If FDF is worse in expectation than SDF then it would be optimal to switch to the most minimal form of FDF necessary to learn about the true efficacy rate. In other words, to run an experiment. If FDF is superior in expectation to SDF then it might also be better to run an experiment before switching but not necessarily. If FDF is superior in expectation to SDF then the cost of running the experiment is keeping the policy with lower expected value while the experiment is running. If these costs are high then switching immediately is better.

It would take at least 16 weeks, for example, to run an experiment on extending dosing from 3 weeks to 12 weeks (including, optimistically, just 1 week to setup the experiment). As of early January 2021, confirmed cases in the United States are increasing at the rate of 200,000 per day or 1,400,000 per week. Thus there could be 22,400,000 new confirmed cases in the time it takes to run the experiment. At a case fatality rate of 1.7% that means 380,800 new deaths. If First Doses First reduces the infection rate in expectation by 10% that would imply that running the experiment has an expected cost of 38,080 lives.

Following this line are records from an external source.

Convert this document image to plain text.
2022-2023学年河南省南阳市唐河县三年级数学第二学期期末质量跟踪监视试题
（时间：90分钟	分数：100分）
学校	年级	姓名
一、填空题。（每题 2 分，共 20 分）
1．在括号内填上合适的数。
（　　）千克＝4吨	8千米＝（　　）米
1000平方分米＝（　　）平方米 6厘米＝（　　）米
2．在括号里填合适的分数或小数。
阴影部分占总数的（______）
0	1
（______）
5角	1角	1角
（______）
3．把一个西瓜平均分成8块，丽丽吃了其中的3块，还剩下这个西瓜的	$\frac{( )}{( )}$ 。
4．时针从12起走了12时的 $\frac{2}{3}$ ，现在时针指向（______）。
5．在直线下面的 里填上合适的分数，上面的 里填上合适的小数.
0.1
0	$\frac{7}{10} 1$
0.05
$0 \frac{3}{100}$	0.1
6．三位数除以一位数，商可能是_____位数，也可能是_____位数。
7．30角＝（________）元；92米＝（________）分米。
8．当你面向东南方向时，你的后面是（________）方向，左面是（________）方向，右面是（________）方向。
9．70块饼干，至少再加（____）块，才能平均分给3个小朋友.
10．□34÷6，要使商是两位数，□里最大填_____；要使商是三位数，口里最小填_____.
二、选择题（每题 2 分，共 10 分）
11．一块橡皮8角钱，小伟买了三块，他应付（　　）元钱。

At these rates, more lives could be saved in expectation by switching to the policy with higher expected value and simultaneously running experiments. Randomized trials that explicitly test the impact of dosing timing, fractional dosing and different timings of additional doses on severe, symptomatic and asymptomatic infections, and also on transmission should be incorporated as part of roll-out plans (Kominers and Tabarrok 2020, Bach 2021). However, roll-out of modified plans should not wait until these trial results are known; instead, plans should be adjusted as new information emerges. Most notably the British moved to First Doses First and they approved the AstaZeneca vaccine on December 30, 2020 and the consequences of both of these decisions should be monitored very closely to help improve decisions in other countries.

*This assumes that one could learn the true efficacy rate quickly enough relative to the ongoing pandemic to benefit from the new information. One might respond that in principle SDF also contains an option to switch to FDF but this option is valueless since Second Doses First provides no opportunity to learn. Only under First Doses First do we learn valuable new information.